As the car moved slowly off, the chauffeur steering it carefully among the scattered crowd, the two occupants of the tonneau were engaged in a conversation that must have been deeply interesting, judging from old Barr's gestures and exclamations. If one could have penetrated behind his mask they would have seen his thin lips curled in a delighted smile and his eyes glisten with cupidity at the proposition Sanborn was craftily unfolding.
CHAPTER IV.
EBEN JOYCE APPEARS.
Hardly had the automobile containing the old man and the machinist vanished down the road in a cloud of dust before a shout from the crowd proclaimed that the Golden Eagle was once more in sight. At first a mere speck against the blue, she rapidly assumed shape and was soon circling above the heads of the onlookers, her engine droning steadily, as if she had been some gigantic beetle.
"I say, Frank, this is glorious.
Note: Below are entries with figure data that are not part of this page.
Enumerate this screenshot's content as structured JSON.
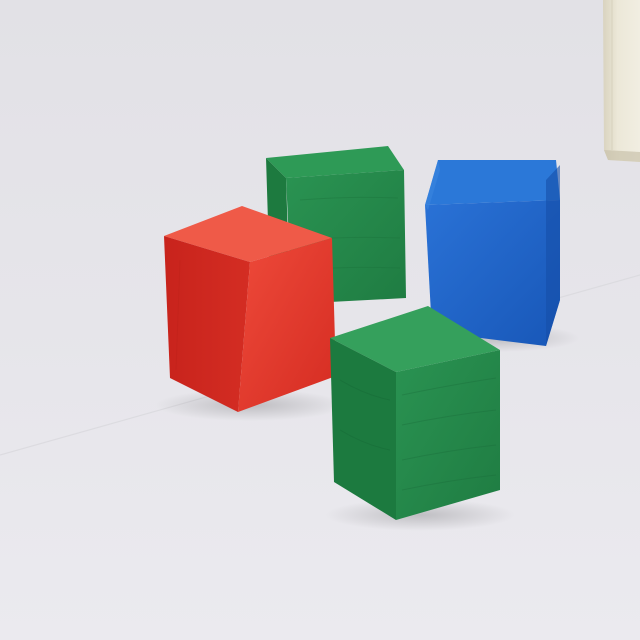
{
  "scene": {
    "background_color": "#e4e3e8",
    "objects": [
      {
        "name": "red-cube",
        "color": "#e0362b"
      },
      {
        "name": "green-cube-back",
        "color": "#25894a"
      },
      {
        "name": "blue-cube",
        "color": "#1c63c6"
      },
      {
        "name": "green-cube-front",
        "color": "#22894a"
      },
      {
        "name": "wooden-block-edge",
        "color": "#e6e1cf"
      }
    ]
  }
}
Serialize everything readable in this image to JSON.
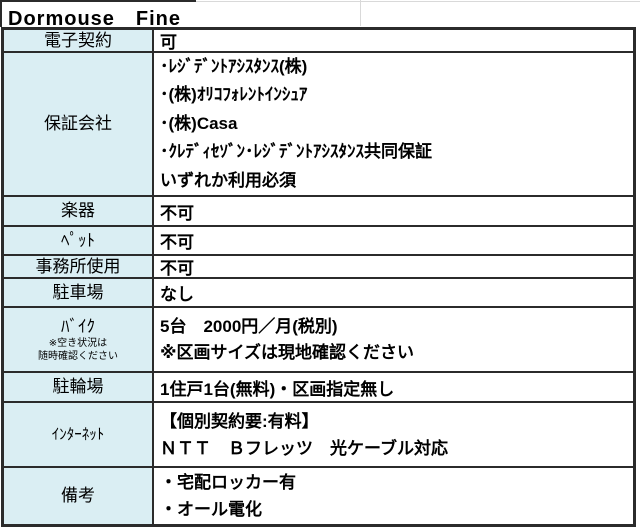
{
  "title": "Dormouse　Fine",
  "colors": {
    "header_bg": "#daeef3",
    "border": "#2b2b2b",
    "gridline": "#d9d9d9",
    "text": "#000000"
  },
  "table": {
    "rows": [
      {
        "key": "electronic-contract",
        "label": "電子契約",
        "lines": [
          "可"
        ]
      },
      {
        "key": "guarantor-company",
        "label": "保証会社",
        "lines": [
          "･ﾚｼﾞﾃﾞﾝﾄｱｼｽﾀﾝｽ(株)",
          "･(株)ｵﾘｺﾌｫﾚﾝﾄｲﾝｼｭｱ",
          "･(株)Casa",
          "･ｸﾚﾃﾞｨｾｿﾞﾝ･ﾚｼﾞﾃﾞﾝﾄｱｼｽﾀﾝｽ共同保証",
          "いずれか利用必須"
        ]
      },
      {
        "key": "instruments",
        "label": "楽器",
        "lines": [
          "不可"
        ]
      },
      {
        "key": "pets",
        "label": "ﾍﾟｯﾄ",
        "lines": [
          "不可"
        ]
      },
      {
        "key": "office-use",
        "label": "事務所使用",
        "lines": [
          "不可"
        ]
      },
      {
        "key": "parking",
        "label": "駐車場",
        "lines": [
          "なし"
        ]
      },
      {
        "key": "bike",
        "label": "ﾊﾞｲｸ",
        "note_lines": [
          "※空き状況は",
          "随時確認ください"
        ],
        "lines": [
          "5台　2000円／月(税別)",
          "※区画サイズは現地確認ください"
        ]
      },
      {
        "key": "bicycle-parking",
        "label": "駐輪場",
        "lines": [
          "1住戸1台(無料)・区画指定無し"
        ]
      },
      {
        "key": "internet",
        "label": "ｲﾝﾀｰﾈｯﾄ",
        "lines": [
          "【個別契約要:有料】",
          "ＮＴＴ　Ｂフレッツ　光ケーブル対応"
        ]
      },
      {
        "key": "remarks",
        "label": "備考",
        "lines": [
          "・宅配ロッカー有",
          "・オール電化"
        ]
      }
    ]
  }
}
How much better she flies than when she was laden down with her cabin and fittings."
Billy shouted this comment at the top of his voice, so as to be heard by the others above the roar of the engine.
Far below them—spread out like the figures on a carpet—they could see the plain; with its big crowd massed in one corner and dozens of tiny figures scuttling about so as to get a better view of the air-craft by getting right underneath it.
"Watch, I'm going to give them a scare."
It was Frank who spoke, and, as he did so, he shoved forward his control-wheel post till the front elevating planes were dropped at an acute angle. There was a sharp snap as he opened the circuit and the roar of the propellers came to a sudden stop.